I downloaders snobbano il copyright; i discografici usano il bastone e la carota

Hai voglia di organizzare campagne di sensibilizzazione, di chiudere i siti pirata, di far causa ai provider e di sventolare in faccia ai file sharers la minaccia di azioni legali. Due terzi dei cittadini americani che scaricano regolarmente musica da Internet non si curano se, nel farlo, violano la legge o i diritti di qualcun altro.
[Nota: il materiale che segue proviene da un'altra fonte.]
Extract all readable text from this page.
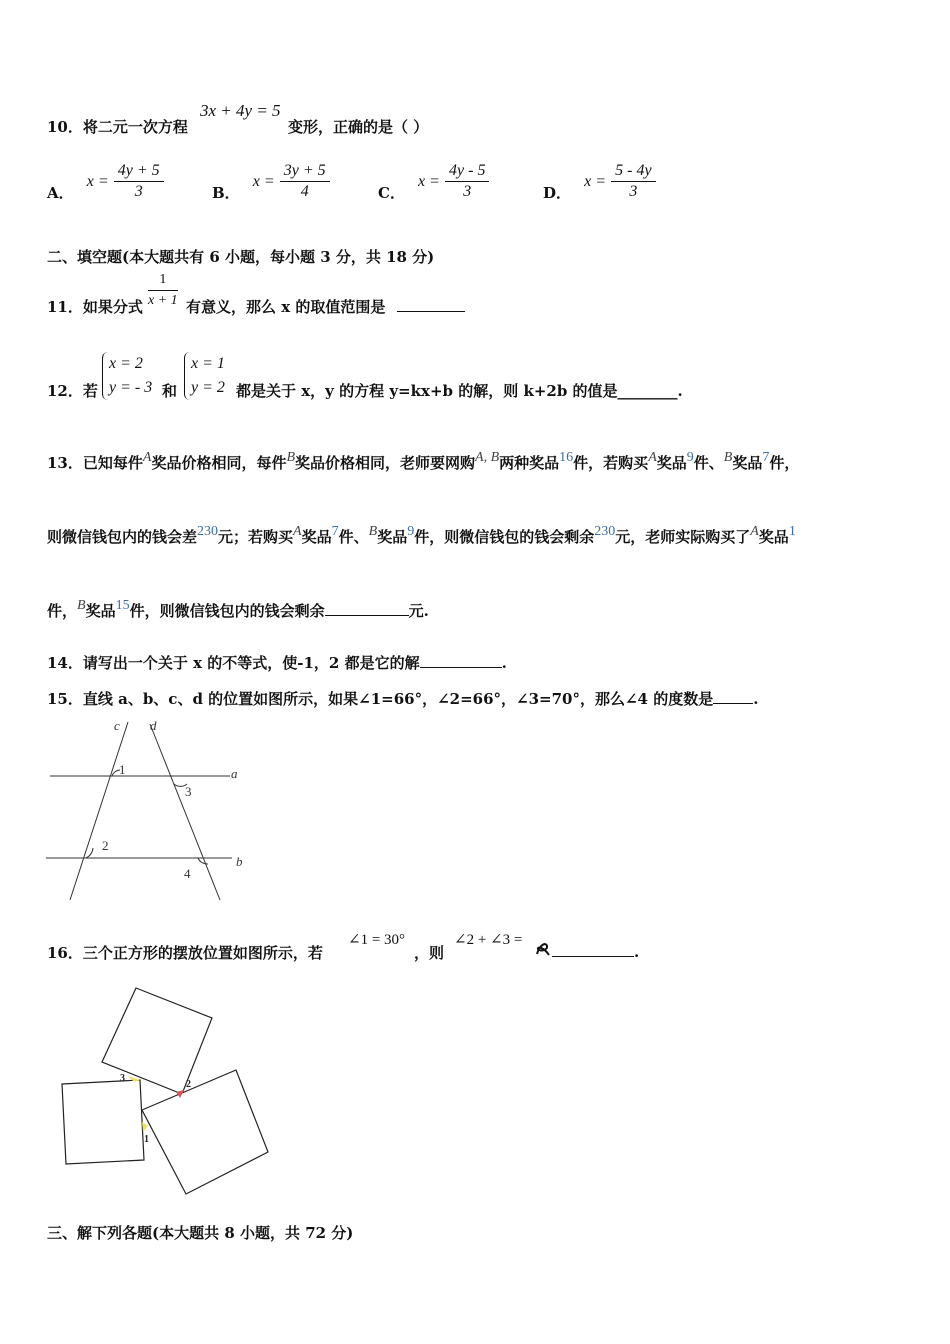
10．将二元一次方程
3x + 4y = 5
变形，正确的是（ ）
A． $x = \frac{4y + 5}{3}$	B． $x = \frac{3y + 5}{4}$	C． $x = \frac{4y - 5}{3}$	D． $x = \frac{5 - 4y}{3}$
二、填空题(本大题共有 6 小题，每小题 3 分，共 18 分)
11．如果分式 $\frac{1}{x + 1}$ 有意义，那么 x 的取值范围是
12．若
x = 2
y = - 3 和
x = 1
y = 2 都是关于 x，y 的方程 y=kx+b 的解，则 k+2b 的值是________.
13．已知每件A奖品价格相同，每件B奖品价格相同，老师要网购A, B两种奖品16件，若购买A奖品9件、B奖品7件，
则微信钱包内的钱会差230元；若购买A奖品7件、B奖品9件，则微信钱包的钱会剩余230元，老师实际购买了A奖品1
件，B奖品15件，则微信钱包内的钱会剩余	元.
14．请写出一个关于 x 的不等式，使-1，2 都是它的解	.
15．直线 a、b、c、d 的位置如图所示，如果∠1=66°，∠2=66°，∠3=70°，那么∠4 的度数是	.
c d
a
b
1
2
3
4
16．三个正方形的摆放位置如图所示，若
∠1 = 30°
，则
∠2 + ∠3 =
.
3
2
1
三、解下列各题(本大题共 8 小题，共 72 分)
A questa conclusione, che potrebbe valere grosso modo anche per parecchi altri paesi al mondo, è arrivato il Pew Internet and American Life Project, un ente non profit di base a Washington che ha appena divulgato i contenuti di uno studio sull’argomento dai risultati ben poco incoraggianti per l’industria. I risultati della ricerca dicono che oggi sono circa 35 milioni gli adulti americani che fanno uso regolare di programmi di file sharing per scaricare musica dalla rete, circa il 29 % delle persone che nel paese dispongono di una connessione a Internet. Non sorprende che siano i più giovani, compresi tra i 18 e i 29 anni, a mostrare meno interesse e preoccupazione per le questioni del copyright (il 72 % degli intervistati), e tra questi ancora di più gli studenti (l’82 % del campione). Meno significative, secondo i ricercatori, le differenze di atteggiamento rilevate tra sessi, gruppi etnici e categorie professionali/reddituali differenti.
Bisogna sottolineare che il sondaggio è stato condotto prima che l’associazione americana dei discografici, Recording Industry Association of America (RIAA), annunciasse l’intenzione di portare in tribunale i privati cittadini che scambiano in rete grandi quantità di file audio illegali (vedi News), e che questa minaccia potrebbe aver indotto un certo numero di persone a cambiare idea e atteggiamento sulla questione. Così sostengono i portavoce della RIAA, secondo cui lo studio del Pewy Project è già superato dalla nuova realtà dei fatti. “Abbiamo lavorato duro per educare il pubblico su ciò che dice la legge e sulle potenziali conseguenze”, recita un comunicato di replica diramato dall’associazione, “e altri studi hanno mostrato che il messaggio comincia a prendere piede e che inizia a funzionare come efficace deterrente”.
Intanto, però, l’iniziativa della RIAA è diventata oggetto di un’interrogazione al Senato, dove il presidente della sottocommissione per le investigazioni Norm Coleman (un ex “roadie” di gruppi rock, negli anni ’60) ne ha messo in dubbio l’opportunità. “Il furto è furto”, ha spiegato il senatore repubblicano del Minnesota, “ma in questo paese non tagliamo le mani a chi ruba”. Coleman ha indirizzato una lettera alla RIAA, chiedendo maggiori informazioni e criticandone la scelta di coinvolgere nelle azioni civili persone (come i nonni e i genitori di ragazzi che scaricano illegalmente musica dalla rete) la cui unica colpa è la mancanza di attenzione o la scarsa conoscenza delle leggi che regolano la materia. L’organizzazione dei discografici, intanto, sta procedendo anche su binari paralleli, usando la vecchia tattica del bastone e la carota. Case discografiche e società di musica on-line come Pressplay e MusicMatch stanno cominciando a proporre forme di collaborazione ai rettori di college e università per convincerli a controllare con più attenzione l’uso dei sistemi informatici interni, a bloccare il traffico di materiale pirata e a promuovere l’uso di piattaforme legali di distribuzione on-line. Gli allievi degli istituti “amici” verrebbero a quel punto messi nelle condizioni di usare alternative legittime a software come KaZaA, ottenendo musica gratis a titolo promozionale o acquistabile in rete a prezzi fortemente scontati. Il progetto sarebbe di fornire agli studenti un servizio on-demand che dia accesso ad un esteso catalogo di brani musicali, scontando fortemente le tariffe di abbonamento o includendole nelle tasse universitarie. Un primo test di questo tipo potrebbe partire entro i primi mesi dell’anno prossimo.